Au cours d’un congrès où, selon l’habitude des thuriféraires plus ou moins bien intentionnés lui avaient prodigué du « vénéré maître », et s’étaient efforcés de monter en épingle « son grand âge, qui aurait pu lui mériter un repos bien gagné », il ne put contenir son impatience : — Allez-vous me laisser tranquille ?… l’état-civil est là pour me rappeler suffisamment de choses désagréables, sans que l’on me donne avec respect des coups de poignard dans le dos !
Frédéric Stackelberg, demeuré étonnamment vivant et gai à plus de quatre-vingts ans, détestait qu’on lui donnât d’excessives marques de déférence, comme à un égrotant vieillard bon pour le fauteuil à roulettes. Lorsque l’on faisait la haie devant lui pour le laisser passer, parce qu’il était « le plus ancien de la maison »
— C’est un triste privilège ! avait-il coutume de dire.

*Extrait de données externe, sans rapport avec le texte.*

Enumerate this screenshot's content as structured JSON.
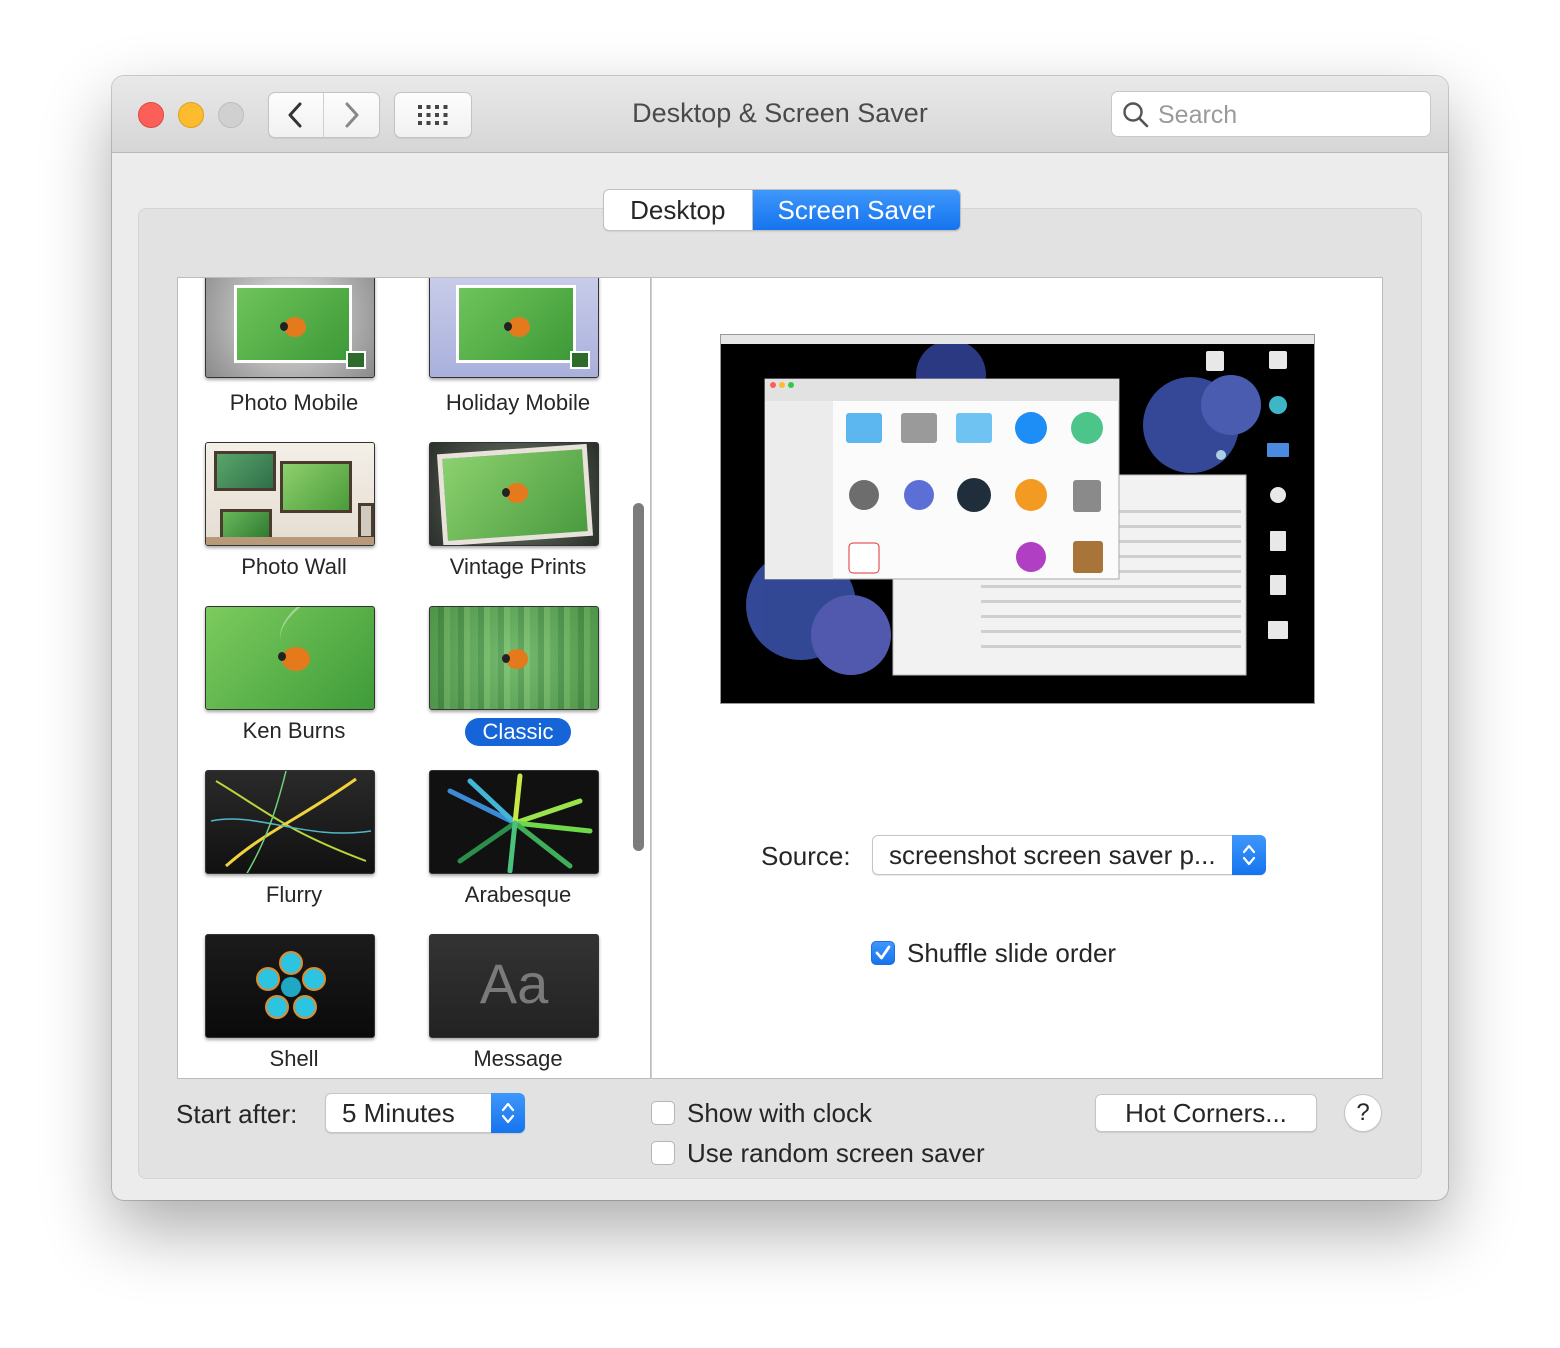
{
  "window": {
    "title": "Desktop & Screen Saver",
    "search_placeholder": "Search"
  },
  "tabs": [
    {
      "label": "Desktop",
      "selected": false
    },
    {
      "label": "Screen Saver",
      "selected": true
    }
  ],
  "screen_savers": [
    {
      "label": "Photo Mobile"
    },
    {
      "label": "Holiday Mobile"
    },
    {
      "label": "Photo Wall"
    },
    {
      "label": "Vintage Prints"
    },
    {
      "label": "Ken Burns"
    },
    {
      "label": "Classic",
      "selected": true
    },
    {
      "label": "Flurry"
    },
    {
      "label": "Arabesque"
    },
    {
      "label": "Shell"
    },
    {
      "label": "Message",
      "thumb_text": "Aa"
    }
  ],
  "preview": {
    "source_label": "Source:",
    "source_value": "screenshot screen saver p...",
    "shuffle_label": "Shuffle slide order",
    "shuffle_checked": true
  },
  "bottom": {
    "start_after_label": "Start after:",
    "start_after_value": "5 Minutes",
    "show_clock_label": "Show with clock",
    "show_clock_checked": false,
    "random_label": "Use random screen saver",
    "random_checked": false,
    "hot_corners_label": "Hot Corners...",
    "help_label": "?"
  },
  "colors": {
    "accent": "#1574ee",
    "selection": "#1565d8"
  }
}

Lorsque quelque fâcheux, à court de sujets de conversation, disait à Alphonse Karr :
― Quel âge avez-vous donc ?
— Quatre fois vingt ans ! Répondait-il avec un ironique sourire.
Le sage ne craint pas la mort et mesure sans effroi le stade qui lui reste à parcourir. Mais il aurait tort de considérer comme une faiblesse l’expression de ce modeste vœu : Écouler dans la sérénité ses derniers beaux jours.